Wednesday, October 28, 2009

Dopamine is irresistible to everything but serotonin

Natalie Angiers in the New York Times discusses in a trenchant and amusing fashion how dopamine is essential to motivate us to action. She neglects to point out that serotonin is the neurotransmitter that tells us when to stop. Jonah Lehrer complements her article on the Frontal Cortex website.

Here are my comments:

The addicted patient seeks dopamine not only to give pleasure but to relieve the pain of dopamine deficit. Unfortunately, increasing dopamine can itself be addictive or as Richard Pryor put it, "Cocaine makes a new man out of me and the new man wants cocaine." Fortunately, actually inevitably, there is a neurotransmitter that inhibits behavior, serotonin.
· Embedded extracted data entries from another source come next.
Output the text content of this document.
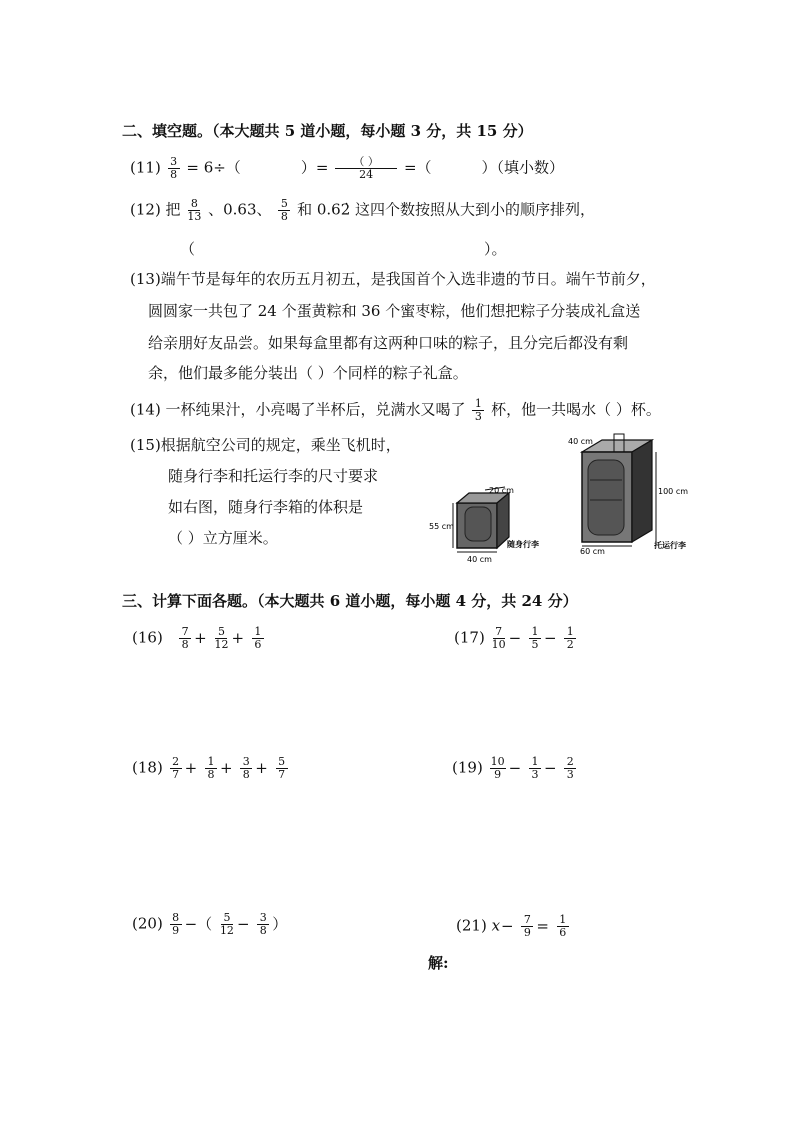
二、填空题。（本大题共 5 道小题，每小题 3 分，共 15 分）
$(11) \frac{3}{8} = 6\div$（	）= $\frac{( )}{24}$ =（	）（填小数）
(12) 把 $\frac{8}{13}$ 、0.63、 $\frac{5}{8}$ 和 0.62̇ 这四个数按照从大到小的顺序排列，
（	）。
(13)端午节是每年的农历五月初五，是我国首个入选非遗的节日。端午节前夕，
圆圆家一共包了 24 个蛋黄粽和 36 个蜜枣粽，他们想把粽子分装成礼盒送
给亲朋好友品尝。如果每盒里都有这两种口味的粽子，且分完后都没有剩
余，他们最多能分装出（ ）个同样的粽子礼盒。
(14) 一杯纯果汁，小亮喝了半杯后，兑满水又喝了 $\frac{1}{3}$ 杯，他一共喝水（ ）杯。
(15)根据航空公司的规定，乘坐飞机时，
随身行李和托运行李的尺寸要求
如右图，随身行李箱的体积是
（ ）立方厘米。
55 cm
20 cm
40 cm
随身行李
40 cm
100 cm
60 cm
托运行李
三、计算下面各题。（本大题共 6 道小题，每小题 4 分，共 24 分）
$(16) \frac{7}{8} + \frac{5}{12} + \frac{1}{6}$	$(17) \frac{7}{10} - \frac{1}{5} - \frac{1}{2}$
$(18) \frac{2}{7} + \frac{1}{8} + \frac{3}{8} + \frac{5}{7}$	$(19) \frac{10}{9} - \frac{1}{3} - \frac{2}{3}$
$(20) \frac{8}{9}$ −（ $\frac{5}{12} - \frac{3}{8}$ ）	(21) $x- \frac{7}{9} = \frac{1}{6}$
解:
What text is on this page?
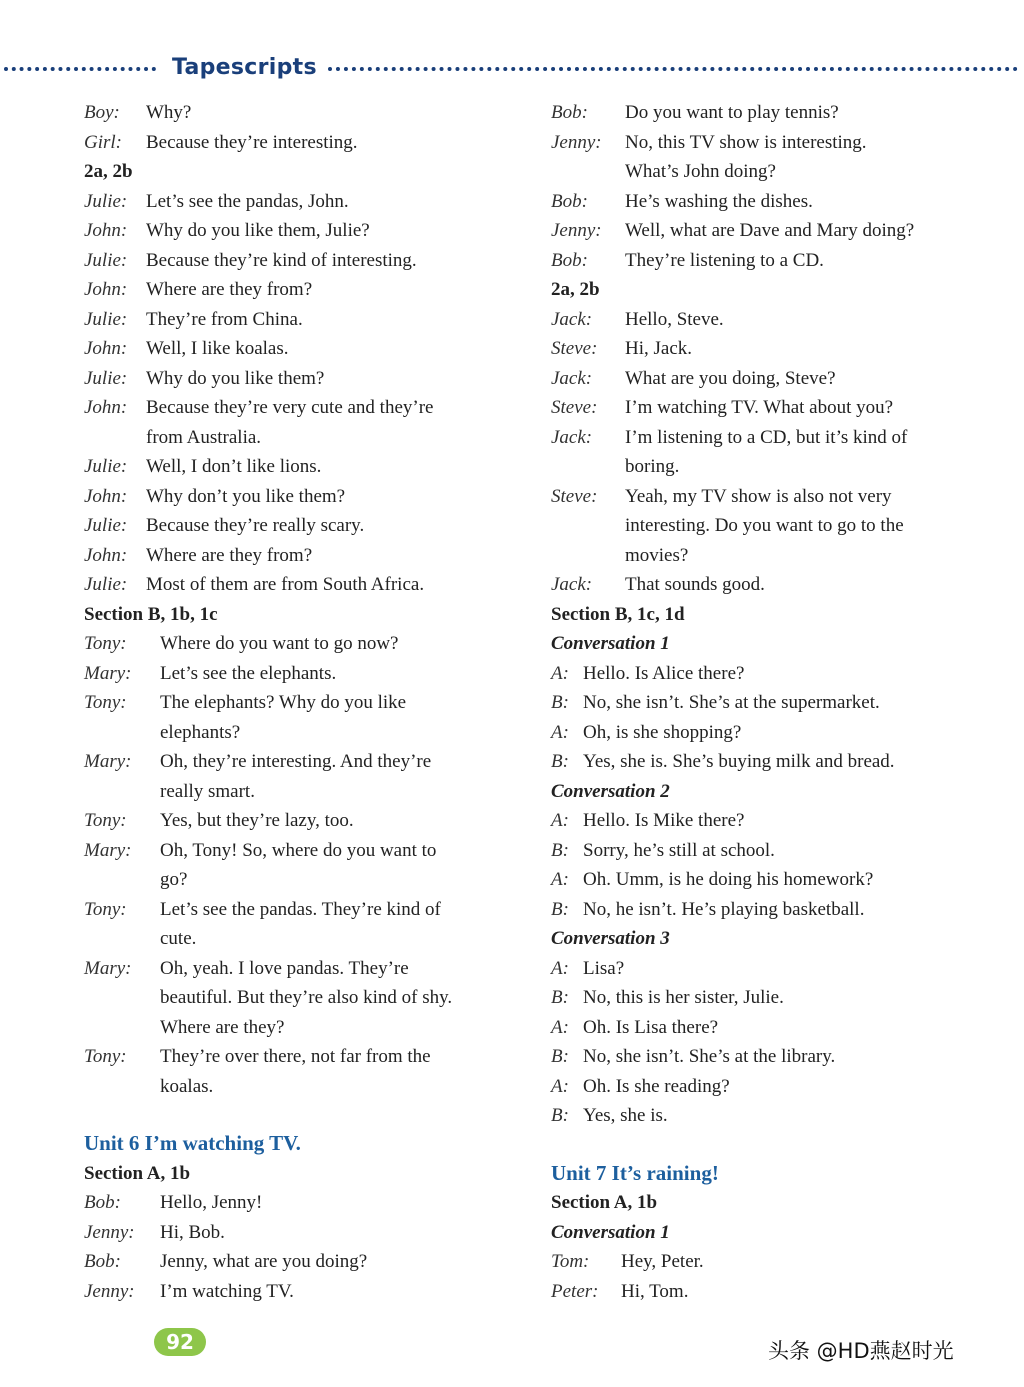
Tapescripts
Boy: Why?
Girl: Because they’re interesting.
2a, 2b
Julie: Let’s see the pandas, John.
John: Why do you like them, Julie?
Julie: Because they’re kind of interesting.
John: Where are they from?
Julie: They’re from China.
John: Well, I like koalas.
Julie: Why do you like them?
John: Because they’re very cute and they’re
from Australia.
Julie: Well, I don’t like lions.
John: Why don’t you like them?
Julie: Because they’re really scary.
John: Where are they from?
Julie: Most of them are from South Africa.
Section B, 1b, 1c
Tony: Where do you want to go now?
Mary: Let’s see the elephants.
Tony: The elephants? Why do you like
elephants?
Mary: Oh, they’re interesting. And they’re
really smart.
Tony: Yes, but they’re lazy, too.
Mary: Oh, Tony! So, where do you want to
go?
Tony: Let’s see the pandas. They’re kind of
cute.
Mary: Oh, yeah. I love pandas. They’re
beautiful. But they’re also kind of shy.
Where are they?
Tony: They’re over there, not far from the
koalas.
Unit 6 I’m watching TV.
Section A, 1b
Bob: Hello, Jenny!
Jenny: Hi, Bob.
Bob: Jenny, what are you doing?
Jenny: I’m watching TV.
Bob: Do you want to play tennis?
Jenny: No, this TV show is interesting.
What’s John doing?
Bob: He’s washing the dishes.
Jenny: Well, what are Dave and Mary doing?
Bob: They’re listening to a CD.
2a, 2b
Jack: Hello, Steve.
Steve: Hi, Jack.
Jack: What are you doing, Steve?
Steve: I’m watching TV. What about you?
Jack: I’m listening to a CD, but it’s kind of
boring.
Steve: Yeah, my TV show is also not very
interesting. Do you want to go to the
movies?
Jack: That sounds good.
Section B, 1c, 1d
Conversation 1
A: Hello. Is Alice there?
B: No, she isn’t. She’s at the supermarket.
A: Oh, is she shopping?
B: Yes, she is. She’s buying milk and bread.
Conversation 2
A: Hello. Is Mike there?
B: Sorry, he’s still at school.
A: Oh. Umm, is he doing his homework?
B: No, he isn’t. He’s playing basketball.
Conversation 3
A: Lisa?
B: No, this is her sister, Julie.
A: Oh. Is Lisa there?
B: No, she isn’t. She’s at the library.
A: Oh. Is she reading?
B: Yes, she is.
Unit 7 It’s raining!
Section A, 1b
Conversation 1
Tom: Hey, Peter.
Peter: Hi, Tom.
92	头条 @HD燕赵时光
In 1993, I introduced Dr. Richard Rothman, director of National Institute of Addiction's Intramural Research Program in Baltimore, to the idea that combined dopamine and serotonin agonists
(CODAS) could treat addiction and other disorders. I have gone on and used levodopa and 5-HTP the precursors of dopamine and serotonin, as the best way to manage same. Richard has gone in another direction. In this recent article he reviews the rationale behind CODAS and the dual deficit model of addiction and discusses the development of an agent that can do this effectively.